Closed rohany closed 3 years ago
Some errors I see are like this :
terminate called after throwing an instance of 'taco::TacoException'
what(): Error at /data/scratch/rohany/array-programming-benchmarks/taco/taco/src/codegen/module.cpp:147 in compile:
Compilation command failed:
cc -O3 -ffast-math -std=c99 -shared -fPIC /tmp/taco_tmp_JLmuiF/5nagsmwha9c9.c -o /tmp/taco_tmp_JLmuiF/5nagsmwha9c9.so -lm 2> /tmp/taco_tmp_JLmuiF/5nagsmwha9c9.outlog
returned -1
The compilation command fails with no output. I adjusted the command to attempt to redirect stderr to a file to read later, but that is also empty.
I'm not sure about the issue with larger FROSTT tensors, but with regards to the issue involving SuiteSparse matrices perhaps the code caching mechanism might have something to do with it? In particular, I've noticed that the temporary fix that checks whether custom operators are isomorphic (line 535 in index_notation.cpp of the array_algebra branch) seems to always return false, so the code caching mechanism is essentially disabled. Additionally, the code caching mechanism only works if the input sizes are the same, so even if you're benchmarking the same kernel it likely wouldn't kick in if you're running with different SuiteSparse matrices. TACO might be running out of memory storing loaded code as a result.

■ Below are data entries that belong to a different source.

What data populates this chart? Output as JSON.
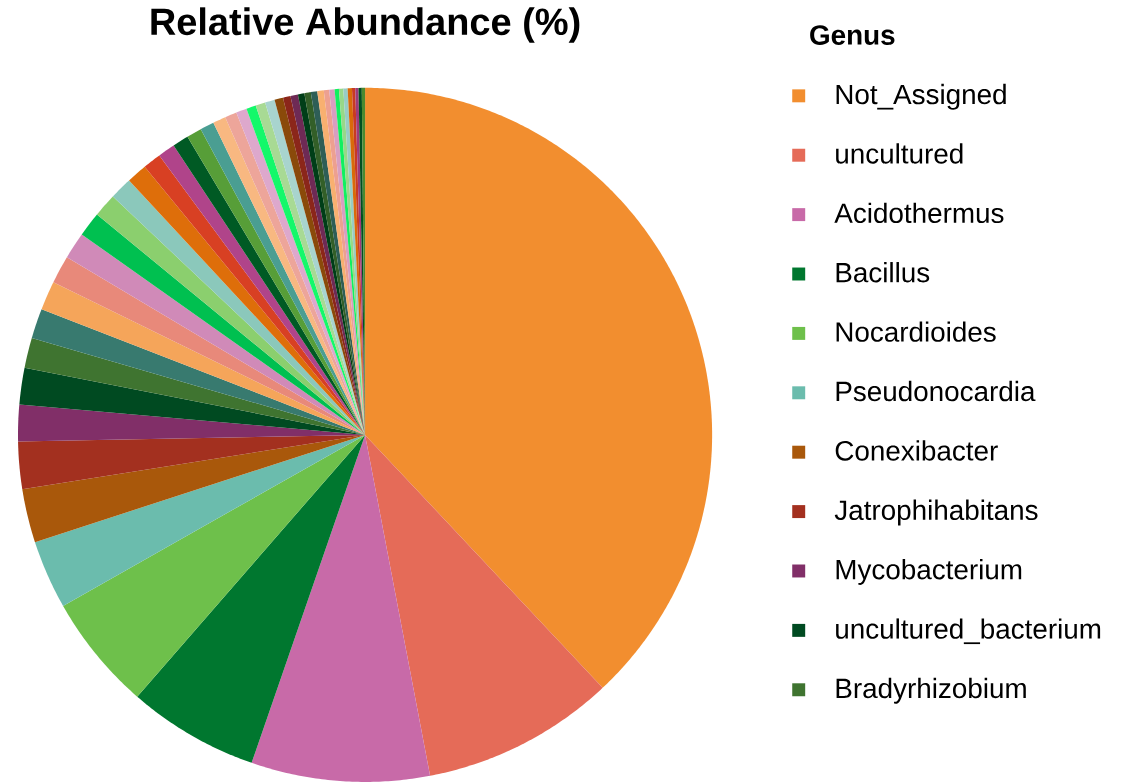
{
  "chart_data": {
    "type": "pie",
    "title": "Relative Abundance (%)",
    "legend_title": "Genus",
    "legend": "right",
    "categories": [
      "Not_Assigned",
      "uncultured",
      "Acidothermus",
      "Bacillus",
      "Nocardioides",
      "Pseudonocardia",
      "Conexibacter",
      "Jatrophihabitans",
      "Mycobacterium",
      "uncultured_bacterium",
      "Bradyrhizobium",
      null,
      null,
      null,
      null,
      null,
      null,
      null,
      null,
      null,
      null,
      null,
      null,
      null,
      null,
      null,
      null,
      null,
      null,
      null,
      null,
      null,
      null,
      null,
      null,
      null,
      null,
      null,
      null,
      null,
      null,
      null,
      null,
      null,
      null,
      null,
      null
    ],
    "values": [
      38.0,
      9.0,
      8.3,
      6.1,
      5.4,
      3.2,
      2.5,
      2.2,
      1.7,
      1.7,
      1.4,
      1.4,
      1.35,
      1.3,
      1.25,
      1.15,
      1.1,
      1.05,
      0.95,
      0.85,
      0.8,
      0.75,
      0.7,
      0.65,
      0.6,
      0.55,
      0.5,
      0.45,
      0.45,
      0.45,
      0.4,
      0.35,
      0.35,
      0.3,
      0.3,
      0.3,
      0.3,
      0.25,
      0.25,
      0.2,
      0.2,
      0.2,
      0.2,
      0.15,
      0.15,
      0.15,
      0.15
    ],
    "colors": [
      "#f28e2f",
      "#e56b58",
      "#c86aa8",
      "#00772f",
      "#6ec04b",
      "#6bbcad",
      "#a9580b",
      "#a3301f",
      "#812f68",
      "#004a21",
      "#3f7430",
      "#387a6f",
      "#f5a55a",
      "#e8897a",
      "#d08ab8",
      "#00c050",
      "#8bcf6e",
      "#8bc8bb",
      "#de6e0a",
      "#d84023",
      "#b0448a",
      "#005a24",
      "#579e38",
      "#4a9e92",
      "#f8b881",
      "#eda59a",
      "#dda8cc",
      "#14f86a",
      "#a8da94",
      "#a8d4ce",
      "#8a4a0a",
      "#8b261a",
      "#6e2a55",
      "#003e18",
      "#335f28",
      "#2e5e56",
      "#f8b070",
      "#eda090",
      "#d89ec0",
      "#10f060",
      "#98d888",
      "#98ccc4",
      "#d86a0a",
      "#c83a23",
      "#9e3a7a",
      "#005020",
      "#4a8a30"
    ]
  }
}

Additionally, the code caching mechanism only works if the input sizes are the same, so even if you're benchmarking the same kernel it likely wouldn't kick in if you're running with different SuiteSparse matrices. TACO might be running out of memory storing loaded code as a result.
I see. I can see if a run completes if we don't store anything in the cache.
That didn't seem to help. I think that we're going to have to either not use googlebench for this usecase, or set up the benchmarks in an outer driver script so that each tensor in the dataset runs individually, and then we aggregate the results into CSV's separately.
Having a driver script and running each tensor individually might be the safer thing to do, since it could be difficult to ensure that there isn't any memory leak in the benchmarks.
Used a driver script to do this.
I'm running into OOMs when attempting to run benchmarks on some of the larger FROSTT tensors (flikr and larger) as well as running on all of the ~3000 suitesparse matrices in a single run. I believe that these tensors should all fit into the 128 GB of memory available on lanka, so I think that something is leaking. @stephenchouca and @weiya711 do you mind looking at the ufunc benchmarks and their setup to see if anything stands out as a potential culprit?